When the promo genuinely makes sense

Two scenarios where the 3-rooms-for-$399 promo is genuinely good value. First, short-hold rental property: if you are a landlord turning a unit every 3 to 4 years, the FHA-grade carpet is the right spec, the all-in $1,500 to $3,000 for three rooms is competitive with bulk-pricing from a local installer, and the same-day quote saves you days of dealer-visiting. Second, short-hold pre-sale installation: if you are selling the home within 1 to 2 years and want to refresh worn carpet for showing purposes, the cheapest carpet that looks new on listing day is the goal, and FHA-grade hits that goal at lower per-sqft cost than mid-grade nylon. Outside these two scenarios, the promo is rarely the best value for owner-occupied installation, and an independent flooring contractor with a standard nylon quote will usually serve you better across the 10+ year ownership horizon.

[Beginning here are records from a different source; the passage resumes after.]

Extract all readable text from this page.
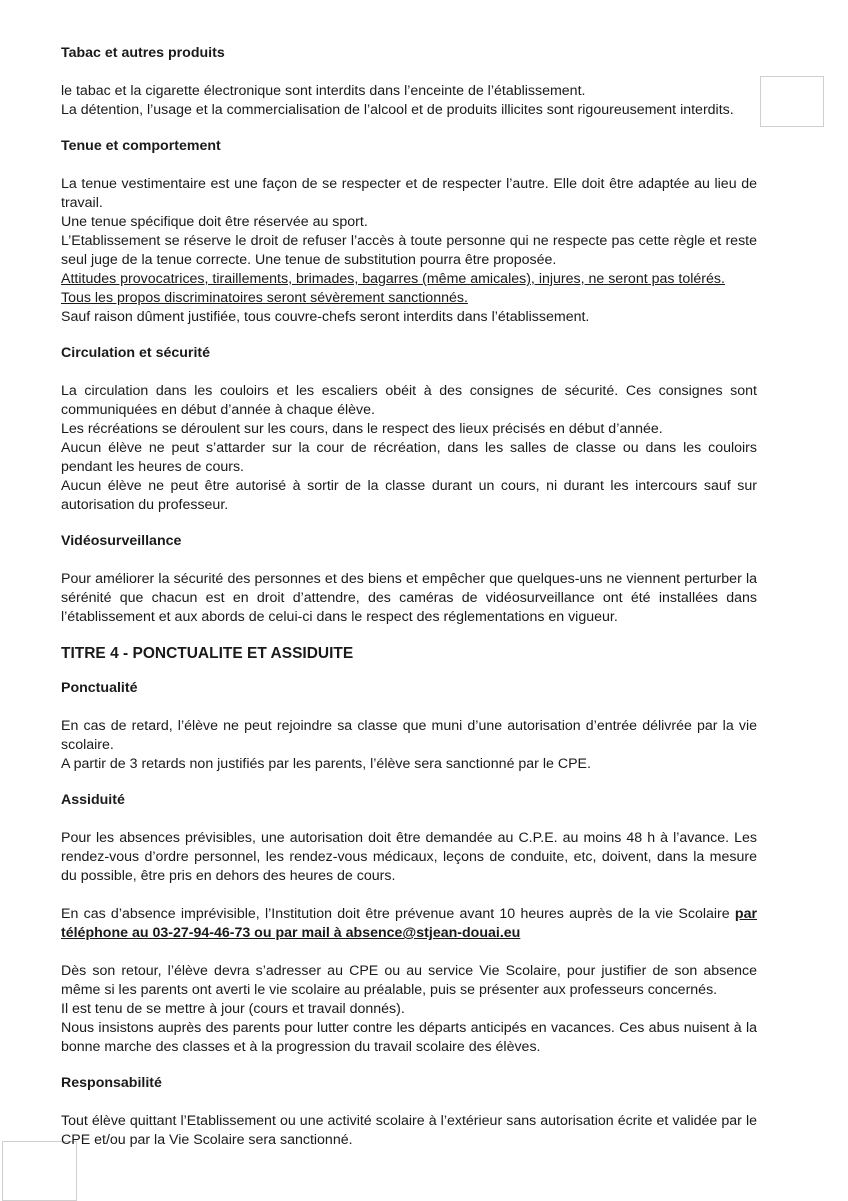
Tabac et autres produits

le tabac et la cigarette électronique sont interdits dans l’enceinte de l’établissement.

La détention, l’usage et la commercialisation de l’alcool et de produits illicites sont rigoureusement interdits.

Tenue et comportement

La tenue vestimentaire est une façon de se respecter et de respecter l’autre. Elle doit être adaptée au lieu de travail.

Une tenue spécifique doit être réservée au sport.

L’Etablissement se réserve le droit de refuser l’accès à toute personne qui ne respecte pas cette règle et reste seul juge de la tenue correcte. Une tenue de substitution pourra être proposée.

Attitudes provocatrices, tiraillements, brimades, bagarres (même amicales), injures, ne seront pas tolérés.

Tous les propos discriminatoires seront sévèrement sanctionnés.

Sauf raison dûment justifiée, tous couvre-chefs seront interdits dans l’établissement.

Circulation et sécurité

La circulation dans les couloirs et les escaliers obéit à des consignes de sécurité. Ces consignes sont communiquées en début d’année à chaque élève.

Les récréations se déroulent sur les cours, dans le respect des lieux précisés en début d’année.

Aucun élève ne peut s’attarder sur la cour de récréation, dans les salles de classe ou dans les couloirs pendant les heures de cours.

Aucun élève ne peut être autorisé à sortir de la classe durant un cours, ni durant les intercours sauf sur autorisation du professeur.

Vidéosurveillance

Pour améliorer la sécurité des personnes et des biens et empêcher que quelques-uns ne viennent perturber la sérénité que chacun est en droit d’attendre, des caméras de vidéosurveillance ont été installées dans l’établissement et aux abords de celui-ci dans le respect des réglementations en vigueur.

TITRE 4 - PONCTUALITE ET ASSIDUITE

Ponctualité

En cas de retard, l’élève ne peut rejoindre sa classe que muni d’une autorisation d’entrée délivrée par la vie scolaire.

A partir de 3 retards non justifiés par les parents, l’élève sera sanctionné par le CPE.

Assiduité

Pour les absences prévisibles, une autorisation doit être demandée au C.P.E. au moins 48 h à l’avance. Les rendez-vous d’ordre personnel, les rendez-vous médicaux, leçons de conduite, etc, doivent, dans la mesure du possible, être pris en dehors des heures de cours.

En cas d’absence imprévisible, l’Institution doit être prévenue avant 10 heures auprès de la vie Scolaire par téléphone au 03-27-94-46-73 ou par mail à absence@stjean-douai.eu

Dès son retour, l’élève devra s’adresser au CPE ou au service Vie Scolaire, pour justifier de son absence même si les parents ont averti le vie scolaire au préalable, puis se présenter aux professeurs concernés.

Il est tenu de se mettre à jour (cours et travail donnés).

Nous insistons auprès des parents pour lutter contre les départs anticipés en vacances. Ces abus nuisent à la bonne marche des classes et à la progression du travail scolaire des élèves.

Responsabilité

Tout élève quittant l’Etablissement ou une activité scolaire à l’extérieur sans autorisation écrite et validée par le CPE et/ou par la Vie Scolaire sera sanctionné.
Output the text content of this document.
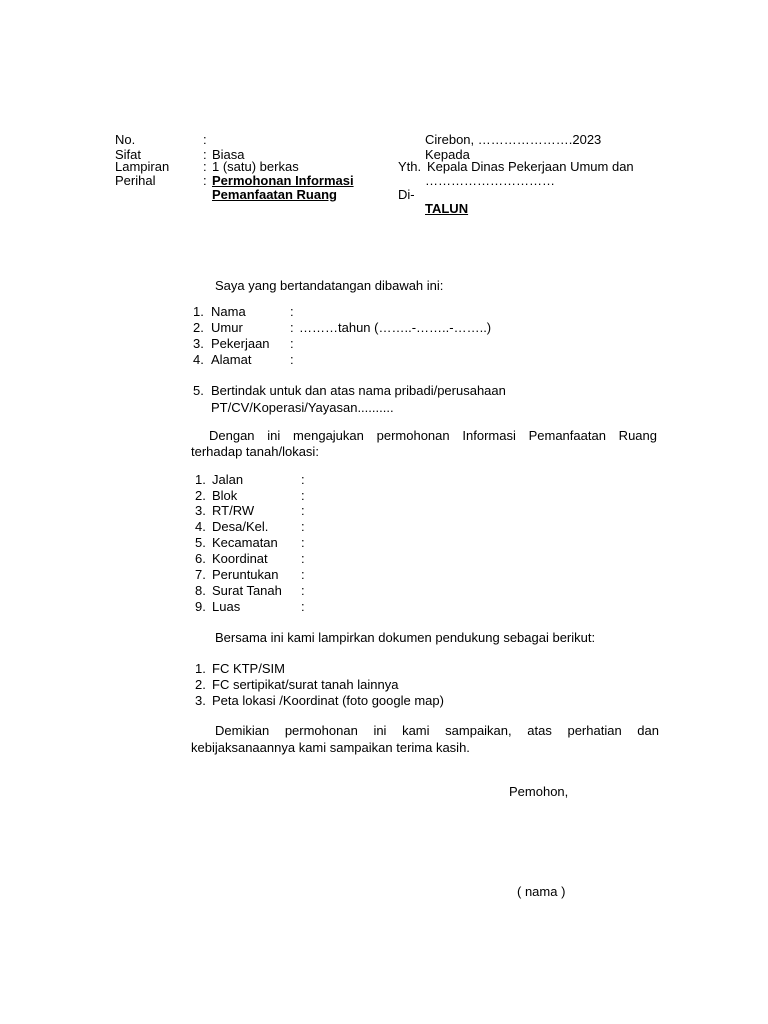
No.	:
Sifat	: Biasa
Lampiran	: 1 (satu) berkas
Perihal	: Permohonan Informasi
Pemanfaatan Ruang
Cirebon, ………………….2023
Kepada
Yth. Kepala Dinas Pekerjaan Umum dan
…………………………
Di-
TALUN
Saya yang bertandatangan dibawah ini:
1. Nama	:
2. Umur	: ………tahun (……..-……..-……..)
3. Pekerjaan :
4. Alamat	:
5. Bertindak untuk dan atas nama pribadi/perusahaan
PT/CV/Koperasi/Yayasan..........
Dengan ini mengajukan permohonan Informasi Pemanfaatan Ruang terhadap tanah/lokasi:
1. Jalan	:
2. Blok	:
3. RT/RW	:
4. Desa/Kel.	:
5. Kecamatan :
6. Koordinat	:
7. Peruntukan :
8. Surat Tanah :
9. Luas	:
Bersama ini kami lampirkan dokumen pendukung sebagai berikut:
1. FC KTP/SIM
2. FC sertipikat/surat tanah lainnya
3. Peta lokasi /Koordinat (foto google map)
Demikian permohonan ini kami sampaikan, atas perhatian dan kebijaksanaannya kami sampaikan terima kasih.
Pemohon,
( nama )
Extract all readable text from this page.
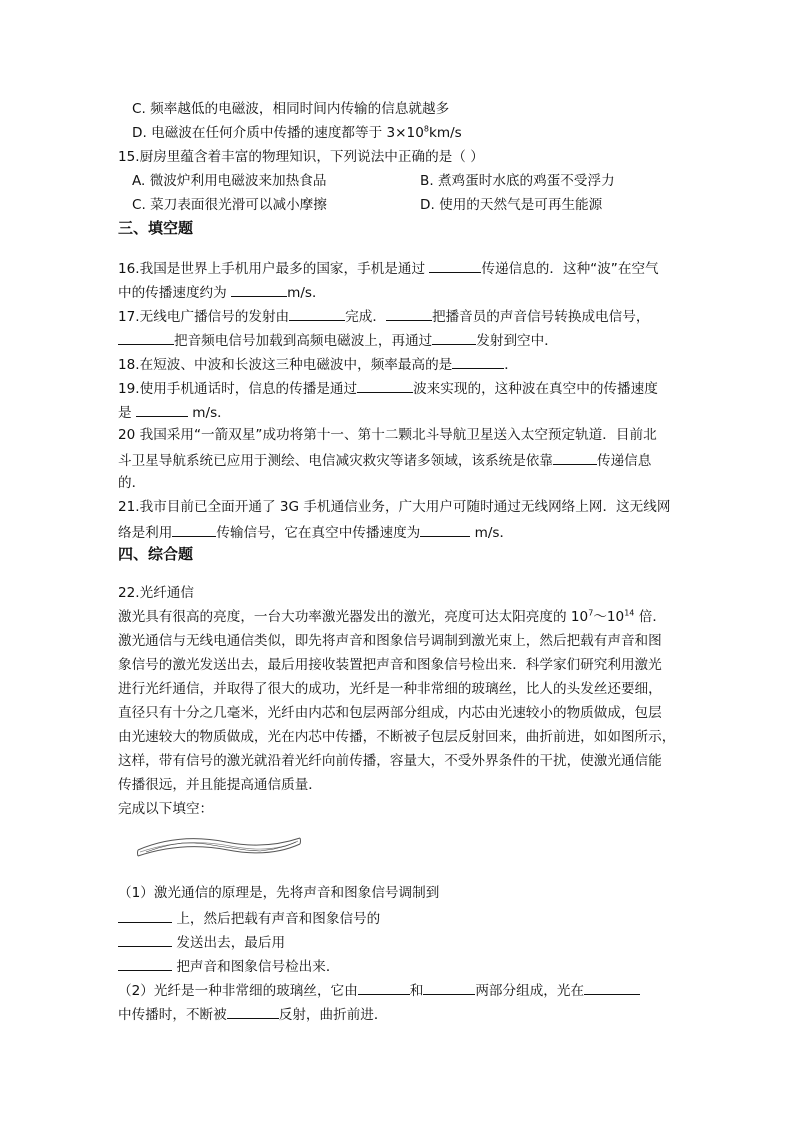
C. 频率越低的电磁波，相同时间内传输的信息就越多
D. 电磁波在任何介质中传播的速度都等于 $3\times 10^8km/s$
15.厨房里蕴含着丰富的物理知识，下列说法中正确的是（ ）
A. 微波炉利用电磁波来加热食品	B. 煮鸡蛋时水底的鸡蛋不受浮力
C. 菜刀表面很光滑可以减小摩擦	D. 使用的天然气是可再生能源
三、填空题
16.我国是世界上手机用户最多的国家，手机是通过	传递信息的．这种“波”在空气
中的传播速度约为	m/s．
17.无线电广播信号的发射由	完成．	把播音员的声音信号转换成电信号，
把音频电信号加载到高频电磁波上，再通过	发射到空中．
18.在短波、中波和长波这三种电磁波中，频率最高的是	．
19.使用手机通话时，信息的传播是通过	波来实现的，这种波在真空中的传播速度
是	m/s．
20 我国采用“一箭双星”成功将第十一、第十二颗北斗导航卫星送入太空预定轨道．目前北
斗卫星导航系统已应用于测绘、电信减灾救灾等诸多领域，该系统是依靠	传递信息
的．
21.我市目前已全面开通了 3G 手机通信业务，广大用户可随时通过无线网络上网．这无线网
络是利用	传输信号，它在真空中传播速度为	m/s．
四、综合题
22.光纤通信
激光具有很高的亮度，一台大功率激光器发出的激光，亮度可达太阳亮度的 $10^7\sim 10^{14}$ 倍．
激光通信与无线电通信类似，即先将声音和图象信号调制到激光束上，然后把载有声音和图
象信号的激光发送出去，最后用接收装置把声音和图象信号检出来．科学家们研究利用激光
进行光纤通信，并取得了很大的成功，光纤是一种非常细的玻璃丝，比人的头发丝还要细，
直径只有十分之几毫米，光纤由内芯和包层两部分组成，内芯由光速较小的物质做成，包层
由光速较大的物质做成，光在内芯中传播，不断被子包层反射回来，曲折前进，如如图所示，
这样，带有信号的激光就沿着光纤向前传播，容量大，不受外界条件的干扰，使激光通信能
传播很远，并且能提高通信质量．
完成以下填空：
（1）激光通信的原理是，先将声音和图象信号调制到
上，然后把载有声音和图象信号的
发送出去，最后用
把声音和图象信号检出来．
（2）光纤是一种非常细的玻璃丝，它由	和	两部分组成，光在
中传播时，不断被	反射，曲折前进．
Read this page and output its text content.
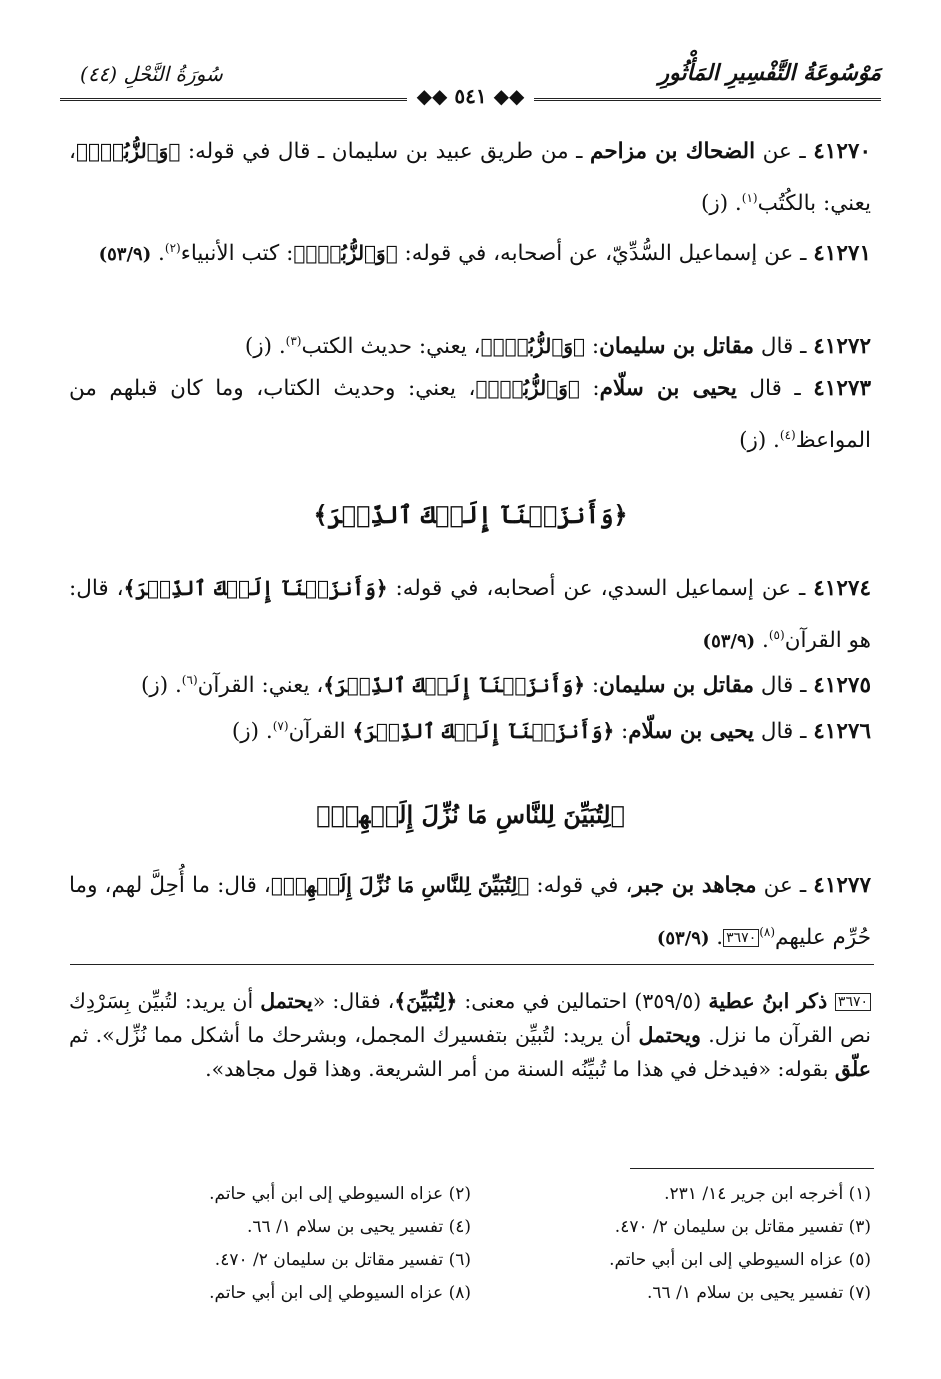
مَوْسُوعَةُ التَّفْسِيرِ المَأْثُورِ
سُورَةُ النَّحْلِ (٤٤)
◆◆ ٥٤١ ◆◆
٤١٢٧٠ ـ عن الضحاك بن مزاحم ـ من طريق عبيد بن سليمان ـ قال في قوله: ﴿وَٱلزُّبُرِۗ﴾، يعني: بالكُتُب$^{(١)}$. (ز)
٤١٢٧١ ـ عن إسماعيل السُّدِّيّ، عن أصحابه، في قوله: ﴿وَٱلزُّبُرِۗ﴾: كتب الأنبياء$^{(٢)}$. (٥٣/٩)
٤١٢٧٢ ـ قال مقاتل بن سليمان: ﴿وَٱلزُّبُرِۗ﴾، يعني: حديث الكتب$^{(٣)}$. (ز)
٤١٢٧٣ ـ قال يحيى بن سلّام: ﴿وَٱلزُّبُرِۗ﴾، يعني: وحديث الكتاب، وما كان قبلهم من المواعظ$^{(٤)}$. (ز)
﴿وَأَنزَلۡنَآ إِلَيۡكَ ٱلذِّكۡرَ﴾
٤١٢٧٤ ـ عن إسماعيل السدي، عن أصحابه، في قوله: ﴿وَأَنزَلۡنَآ إِلَيۡكَ ٱلذِّكۡرَ﴾، قال: هو القرآن$^{(٥)}$. (٥٣/٩)
٤١٢٧٥ ـ قال مقاتل بن سليمان: ﴿وَأَنزَلۡنَآ إِلَيۡكَ ٱلذِّكۡرَ﴾، يعني: القرآن$^{(٦)}$. (ز)
٤١٢٧٦ ـ قال يحيى بن سلّام: ﴿وَأَنزَلۡنَآ إِلَيۡكَ ٱلذِّكۡرَ﴾ القرآن$^{(٧)}$. (ز)
﴿لِتُبَيِّنَ لِلنَّاسِ مَا نُزِّلَ إِلَيۡهِمۡ﴾
٤١٢٧٧ ـ عن مجاهد بن جبر، في قوله: ﴿لِتُبَيِّنَ لِلنَّاسِ مَا نُزِّلَ إِلَيۡهِمۡ﴾، قال: ما أُحِلَّ لهم، وما حُرِّم عليهم$^{(٨)}$٣٦٧٠. (٥٣/٩)
٣٦٧٠ ذكر ابنُ عطية (٣٥٩/٥) احتمالين في معنى: ﴿لِتُبَيِّنَ﴾، فقال: «يحتمل أن يريد: لتُبيِّن بِسَرْدِك نص القرآن ما نزل. ويحتمل أن يريد: لتُبيِّن بتفسيرك المجمل، وبشرحك ما أشكل مما نُزِّل». ثم علّق بقوله: «فيدخل في هذا ما تُبيِّنُه السنة من أمر الشريعة. وهذا قول مجاهد».
(١) أخرجه ابن جرير ١٤/ ٢٣١.
(٢) عزاه السيوطي إلى ابن أبي حاتم.
(٣) تفسير مقاتل بن سليمان ٢/ ٤٧٠.
(٤) تفسير يحيى بن سلام ١/ ٦٦.
(٥) عزاه السيوطي إلى ابن أبي حاتم.
(٦) تفسير مقاتل بن سليمان ٢/ ٤٧٠.
(٧) تفسير يحيى بن سلام ١/ ٦٦.
(٨) عزاه السيوطي إلى ابن أبي حاتم.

The promo-quote three-question rule: before signing any 3-rooms-for-$399 contract, get itemised answers to: (1) what is the per-sqft cap on each of the three rooms and what is the overage rate, (2) is pad included and at what density and thickness, (3) is old- carpet removal included or quoted separately. If the rep will not itemise these in writing on the same day, the quote will surprise you on the final invoice.

Frequently asked

Yes, the headline number is real, but the scope is narrow. The promo typically covers carpet material only for three rooms of capped square footage (often 25 to 30 sq yd, or roughly 225 to 270 sq ft per room) at a builder-grade or FHA-grade polyester. Installation, padding, removal of old carpet, transitions, and stairs are all priced separately. After all the separately-quoted lines are added, a typical 3-room install lands at $1,500 to $3,000 fully installed.